Lastly, it is also possible to substitute internally computed variables using input columns in the data. To override an internal function, it is necessary to specify a column with the same name and pass it to `compute_taxes_and_transfers` using the argument `columns_overriding_functions`.

For instance, for this application we could override the internal function `kindergeld_m` and set the child benefit to 0. 

In [None]:
new_data = data.copy()
new_data["kindergeld_m"] = 0.0

Again, we compute the child benefit and income tax by tax unit. The argument `columns_overriding_functions` also accepts lists of columns to overwrite multiple functions.

In [None]:
outputs = compute_taxes_and_transfers(
    data=new_data,
    params=policy_params,
    targets=["kindergeld_m_tu", "eink_st_y_tu", "bruttolohn_m_tu"],
    functions=policy_functions,
    columns_overriding_functions=["kindergeld_m"],
)

In [None]:
df_new = outputs.set_index(new_data.tu_id)
df_new[["bruttolohn_tu", "kindergeld_tu"]] = (
    df_new[["bruttolohn_m_tu", "kindergeld_m_tu"]] * 12
)
df_new = df_new[["bruttolohn_tu", "eink_st_y_tu", "kindergeld_tu"]].drop_duplicates()

Since the child benefits are set to zero, GETTSIM computes the tax credit for all households instead. 

In [None]:
plot_kindergeld(df_new).show()

Aside from overriding internal function outputs using data columns, it is also possible to substitute the functions entirely. Please refer to the [policy functions tutorial](policy_functions.ipynb) for more information.

#### Use Case for Columns Overriding Functions: Retirement Earnings

Retirement earnings (`ges_rente_m`) can be calculated by GETTSIM which requires several input variables including `entgeltp` or `grundr_zeiten`. 

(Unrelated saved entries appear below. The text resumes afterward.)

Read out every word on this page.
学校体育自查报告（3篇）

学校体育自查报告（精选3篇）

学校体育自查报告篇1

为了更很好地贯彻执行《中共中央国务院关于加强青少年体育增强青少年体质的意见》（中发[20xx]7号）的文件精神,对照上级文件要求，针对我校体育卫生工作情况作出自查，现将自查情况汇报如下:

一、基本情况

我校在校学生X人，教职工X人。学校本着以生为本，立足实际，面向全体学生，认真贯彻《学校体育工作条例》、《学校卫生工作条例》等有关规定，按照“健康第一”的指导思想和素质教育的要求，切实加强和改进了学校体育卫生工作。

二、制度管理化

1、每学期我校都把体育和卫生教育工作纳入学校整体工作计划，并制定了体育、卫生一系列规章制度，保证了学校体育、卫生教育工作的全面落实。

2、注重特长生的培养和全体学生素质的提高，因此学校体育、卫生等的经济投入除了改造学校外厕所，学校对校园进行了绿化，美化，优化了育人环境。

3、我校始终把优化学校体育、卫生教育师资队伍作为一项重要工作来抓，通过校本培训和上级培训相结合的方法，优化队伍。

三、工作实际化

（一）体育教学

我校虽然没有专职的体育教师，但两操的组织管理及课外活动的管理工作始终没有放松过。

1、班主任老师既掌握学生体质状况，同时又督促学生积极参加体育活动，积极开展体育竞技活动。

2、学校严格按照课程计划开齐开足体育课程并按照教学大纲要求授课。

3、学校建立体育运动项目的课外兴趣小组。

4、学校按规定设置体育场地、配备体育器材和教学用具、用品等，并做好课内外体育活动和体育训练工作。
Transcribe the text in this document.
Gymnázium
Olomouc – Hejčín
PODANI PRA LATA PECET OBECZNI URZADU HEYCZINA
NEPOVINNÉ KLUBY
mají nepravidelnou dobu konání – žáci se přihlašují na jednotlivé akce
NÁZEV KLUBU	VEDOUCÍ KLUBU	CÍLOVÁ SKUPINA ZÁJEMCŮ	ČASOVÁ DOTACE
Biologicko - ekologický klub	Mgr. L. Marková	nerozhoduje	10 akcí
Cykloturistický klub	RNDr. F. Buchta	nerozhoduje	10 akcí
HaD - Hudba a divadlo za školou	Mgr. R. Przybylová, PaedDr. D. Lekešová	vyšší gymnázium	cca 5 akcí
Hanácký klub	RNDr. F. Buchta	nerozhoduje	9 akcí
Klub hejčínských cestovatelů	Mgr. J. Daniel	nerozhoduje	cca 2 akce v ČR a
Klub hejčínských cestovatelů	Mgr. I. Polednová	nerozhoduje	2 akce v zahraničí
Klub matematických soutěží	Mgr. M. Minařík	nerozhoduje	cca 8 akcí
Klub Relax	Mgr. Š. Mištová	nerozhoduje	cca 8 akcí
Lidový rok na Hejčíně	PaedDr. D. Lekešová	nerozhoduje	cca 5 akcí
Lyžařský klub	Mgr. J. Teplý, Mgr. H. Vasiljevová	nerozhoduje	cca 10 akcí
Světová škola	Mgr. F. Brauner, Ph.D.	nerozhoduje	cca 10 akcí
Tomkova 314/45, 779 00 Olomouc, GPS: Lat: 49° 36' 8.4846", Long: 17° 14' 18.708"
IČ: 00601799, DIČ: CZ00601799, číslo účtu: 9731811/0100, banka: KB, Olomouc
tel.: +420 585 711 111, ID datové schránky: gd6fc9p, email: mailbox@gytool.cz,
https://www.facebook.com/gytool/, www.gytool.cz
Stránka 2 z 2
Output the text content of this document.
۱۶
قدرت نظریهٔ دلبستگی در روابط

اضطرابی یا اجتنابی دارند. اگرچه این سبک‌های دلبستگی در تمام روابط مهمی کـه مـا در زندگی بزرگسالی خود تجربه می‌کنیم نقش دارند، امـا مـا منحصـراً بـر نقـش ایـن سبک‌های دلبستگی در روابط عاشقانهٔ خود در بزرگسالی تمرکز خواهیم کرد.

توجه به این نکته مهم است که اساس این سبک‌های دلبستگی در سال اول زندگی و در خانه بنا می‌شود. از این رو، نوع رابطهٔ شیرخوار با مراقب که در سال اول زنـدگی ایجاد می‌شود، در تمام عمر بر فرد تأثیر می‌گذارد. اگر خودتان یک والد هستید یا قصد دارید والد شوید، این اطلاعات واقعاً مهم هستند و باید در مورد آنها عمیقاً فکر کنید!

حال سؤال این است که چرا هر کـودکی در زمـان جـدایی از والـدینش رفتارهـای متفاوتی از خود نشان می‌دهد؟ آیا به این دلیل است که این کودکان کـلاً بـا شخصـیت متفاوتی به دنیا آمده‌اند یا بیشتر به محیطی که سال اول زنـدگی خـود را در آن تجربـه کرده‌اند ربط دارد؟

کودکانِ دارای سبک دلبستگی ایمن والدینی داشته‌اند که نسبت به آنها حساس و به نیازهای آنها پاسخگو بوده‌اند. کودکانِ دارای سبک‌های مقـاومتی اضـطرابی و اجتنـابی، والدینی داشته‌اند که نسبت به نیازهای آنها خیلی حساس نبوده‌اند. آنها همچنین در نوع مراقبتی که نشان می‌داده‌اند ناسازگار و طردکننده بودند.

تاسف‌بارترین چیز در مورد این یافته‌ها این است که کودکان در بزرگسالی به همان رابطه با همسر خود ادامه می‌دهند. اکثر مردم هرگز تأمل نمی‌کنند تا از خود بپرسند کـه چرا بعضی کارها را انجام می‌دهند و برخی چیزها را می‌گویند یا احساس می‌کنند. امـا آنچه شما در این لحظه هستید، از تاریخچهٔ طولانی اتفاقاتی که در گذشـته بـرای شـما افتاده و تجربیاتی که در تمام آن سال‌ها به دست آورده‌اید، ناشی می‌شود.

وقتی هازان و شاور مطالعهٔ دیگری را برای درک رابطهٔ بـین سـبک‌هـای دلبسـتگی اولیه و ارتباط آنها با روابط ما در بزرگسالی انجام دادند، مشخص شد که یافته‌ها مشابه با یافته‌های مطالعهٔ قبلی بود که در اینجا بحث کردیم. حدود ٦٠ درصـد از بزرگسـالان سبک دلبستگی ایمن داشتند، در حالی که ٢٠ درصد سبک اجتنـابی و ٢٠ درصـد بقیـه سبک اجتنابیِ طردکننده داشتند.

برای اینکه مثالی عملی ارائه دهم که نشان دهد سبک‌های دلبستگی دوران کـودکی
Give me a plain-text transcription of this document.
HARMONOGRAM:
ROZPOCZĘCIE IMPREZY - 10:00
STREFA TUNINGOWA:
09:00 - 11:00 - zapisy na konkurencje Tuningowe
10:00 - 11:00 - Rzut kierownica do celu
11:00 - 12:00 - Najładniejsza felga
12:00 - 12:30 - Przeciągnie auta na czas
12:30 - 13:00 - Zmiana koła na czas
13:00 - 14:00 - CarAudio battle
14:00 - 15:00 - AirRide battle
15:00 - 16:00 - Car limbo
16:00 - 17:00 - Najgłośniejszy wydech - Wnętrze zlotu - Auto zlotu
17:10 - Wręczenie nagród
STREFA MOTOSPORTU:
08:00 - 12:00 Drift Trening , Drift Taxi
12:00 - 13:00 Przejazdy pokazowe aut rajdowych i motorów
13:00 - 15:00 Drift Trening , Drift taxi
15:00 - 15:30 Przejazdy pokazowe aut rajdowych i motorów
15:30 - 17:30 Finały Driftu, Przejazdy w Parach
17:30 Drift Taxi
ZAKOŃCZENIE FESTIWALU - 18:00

However, in most data sets (e.g. the SOEP) retirement earnings are observed and those input variables are not. For some applications, it is, hence, more straight-forward to specify `columns_overriding_functions=["ges_rente_m"]` and use the measured retirement earnings directly. Then the pension-specific input variables like `entgeltp` or `grundr_zeiten` are not needed as input variables.